I think Houston may be one of those tough teams to model and rate still because there’s so little predictive data. Every game is a new injury, a new lineup and a different type of rotation or struggle.

If there’s so much mystery, sometimes that can create value. I’ll take the Rockets here as they continue to try to figure things out with Harden back in the fold. — Ken Barkley

Betting Trends to Know

After beginning the season 1-5 straight up, the Rockets have won three straight games, all on the road, in the midst of their five-game road trip.

In the past decade, as head coach of the Rockets, Lakers and Knicks, Mike D’Antoni has been one of the most profitable coaches against the spread in the league while on extended road trips.

  • 2nd game or later: 93-72-4 ATS (56.4%)
  • 3rd game or later: 46-30-1 ATS (60.5%)
  • 4th game or later: 22-10 ATS (68.8%)

The Thunder could play their third game this season and their fifth game over the past two seasons without Westbrook.
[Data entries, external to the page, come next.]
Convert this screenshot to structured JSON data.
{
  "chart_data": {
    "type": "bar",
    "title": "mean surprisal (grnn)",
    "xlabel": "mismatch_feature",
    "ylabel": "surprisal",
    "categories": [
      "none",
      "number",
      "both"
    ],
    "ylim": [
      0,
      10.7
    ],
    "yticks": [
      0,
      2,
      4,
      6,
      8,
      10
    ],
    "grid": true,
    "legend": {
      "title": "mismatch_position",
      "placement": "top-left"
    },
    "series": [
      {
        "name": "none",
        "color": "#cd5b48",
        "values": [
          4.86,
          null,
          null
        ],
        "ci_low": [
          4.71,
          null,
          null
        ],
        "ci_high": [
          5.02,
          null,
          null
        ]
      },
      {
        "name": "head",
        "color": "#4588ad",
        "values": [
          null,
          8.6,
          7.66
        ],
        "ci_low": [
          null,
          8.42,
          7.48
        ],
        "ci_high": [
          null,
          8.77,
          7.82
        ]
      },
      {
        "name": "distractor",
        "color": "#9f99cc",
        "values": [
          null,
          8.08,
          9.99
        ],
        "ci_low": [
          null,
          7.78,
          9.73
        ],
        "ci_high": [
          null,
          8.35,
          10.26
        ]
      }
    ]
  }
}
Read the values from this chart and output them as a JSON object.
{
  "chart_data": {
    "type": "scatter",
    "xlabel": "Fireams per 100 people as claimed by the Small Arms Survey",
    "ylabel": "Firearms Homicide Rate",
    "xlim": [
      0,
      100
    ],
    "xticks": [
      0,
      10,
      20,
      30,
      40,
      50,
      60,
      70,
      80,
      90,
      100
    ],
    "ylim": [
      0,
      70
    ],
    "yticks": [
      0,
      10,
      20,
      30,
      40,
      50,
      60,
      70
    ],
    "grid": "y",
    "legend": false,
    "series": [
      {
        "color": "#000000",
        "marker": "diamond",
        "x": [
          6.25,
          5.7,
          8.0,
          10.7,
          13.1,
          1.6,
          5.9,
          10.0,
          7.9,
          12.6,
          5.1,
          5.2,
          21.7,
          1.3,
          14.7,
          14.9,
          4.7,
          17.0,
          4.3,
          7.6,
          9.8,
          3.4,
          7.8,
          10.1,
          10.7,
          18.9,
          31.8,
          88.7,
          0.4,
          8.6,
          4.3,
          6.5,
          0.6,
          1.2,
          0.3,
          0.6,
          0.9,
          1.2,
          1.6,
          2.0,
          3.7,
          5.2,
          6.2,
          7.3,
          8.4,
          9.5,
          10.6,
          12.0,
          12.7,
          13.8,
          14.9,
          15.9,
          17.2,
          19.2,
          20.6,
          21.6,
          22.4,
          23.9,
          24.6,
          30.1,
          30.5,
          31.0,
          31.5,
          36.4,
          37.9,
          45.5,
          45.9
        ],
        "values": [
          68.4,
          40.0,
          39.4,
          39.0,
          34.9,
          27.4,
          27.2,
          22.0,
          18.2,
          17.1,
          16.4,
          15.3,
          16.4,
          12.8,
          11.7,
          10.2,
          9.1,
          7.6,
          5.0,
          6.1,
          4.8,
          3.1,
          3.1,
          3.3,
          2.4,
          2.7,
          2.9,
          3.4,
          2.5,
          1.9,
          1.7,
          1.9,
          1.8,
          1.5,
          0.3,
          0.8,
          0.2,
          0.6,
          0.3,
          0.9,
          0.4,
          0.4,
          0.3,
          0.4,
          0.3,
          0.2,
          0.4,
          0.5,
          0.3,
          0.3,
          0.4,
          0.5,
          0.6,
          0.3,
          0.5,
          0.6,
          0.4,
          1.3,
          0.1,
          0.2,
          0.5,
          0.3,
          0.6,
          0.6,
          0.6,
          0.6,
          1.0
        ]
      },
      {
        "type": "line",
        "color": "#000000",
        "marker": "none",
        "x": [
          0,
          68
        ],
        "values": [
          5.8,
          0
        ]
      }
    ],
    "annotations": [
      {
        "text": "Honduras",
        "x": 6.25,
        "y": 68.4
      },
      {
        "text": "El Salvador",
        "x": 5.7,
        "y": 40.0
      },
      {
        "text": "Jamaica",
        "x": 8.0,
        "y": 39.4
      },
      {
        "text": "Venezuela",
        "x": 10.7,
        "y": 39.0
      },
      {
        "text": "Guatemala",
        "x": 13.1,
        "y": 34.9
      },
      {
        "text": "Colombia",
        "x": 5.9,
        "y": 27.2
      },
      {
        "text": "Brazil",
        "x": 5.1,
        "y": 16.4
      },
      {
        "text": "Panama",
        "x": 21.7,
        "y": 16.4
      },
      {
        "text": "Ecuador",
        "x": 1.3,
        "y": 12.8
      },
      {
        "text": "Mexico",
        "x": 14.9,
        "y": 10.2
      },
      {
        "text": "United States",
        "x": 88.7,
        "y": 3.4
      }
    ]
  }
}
He’s day-to-day with an ankle injury and missed last night’s win over the Cavaliers.

The Thunder are 1-3 SU and 2-2 ATS, but the real impact without Westbrook has been the Thunder’s pace and the over/under.

In terms of pace this season, the Thunder are averaging 3.3 more possessions per 48 minutes this season Westbrook on the floor (106.1 to 109.4), which is basically the difference between the Wizards, who are eighth in pace (106.1) and the Kings, who are second in pace (109.2).

The Thunder’s effective field goal percentage without Westbrook could be another reason to focus on the total. With Westbrook, Oklahoma City has an eFG% of 55% (would be fifth in NBA); without him, that drops to 44.5% (last by 3.5%). — Evan Abrams

Editor’s note: The opinions on this game are from the individual writers and are based on their research, analysis and perspective. They are independent of, and may not always match with, the algorithm-driven Best Bets from Sports Insights.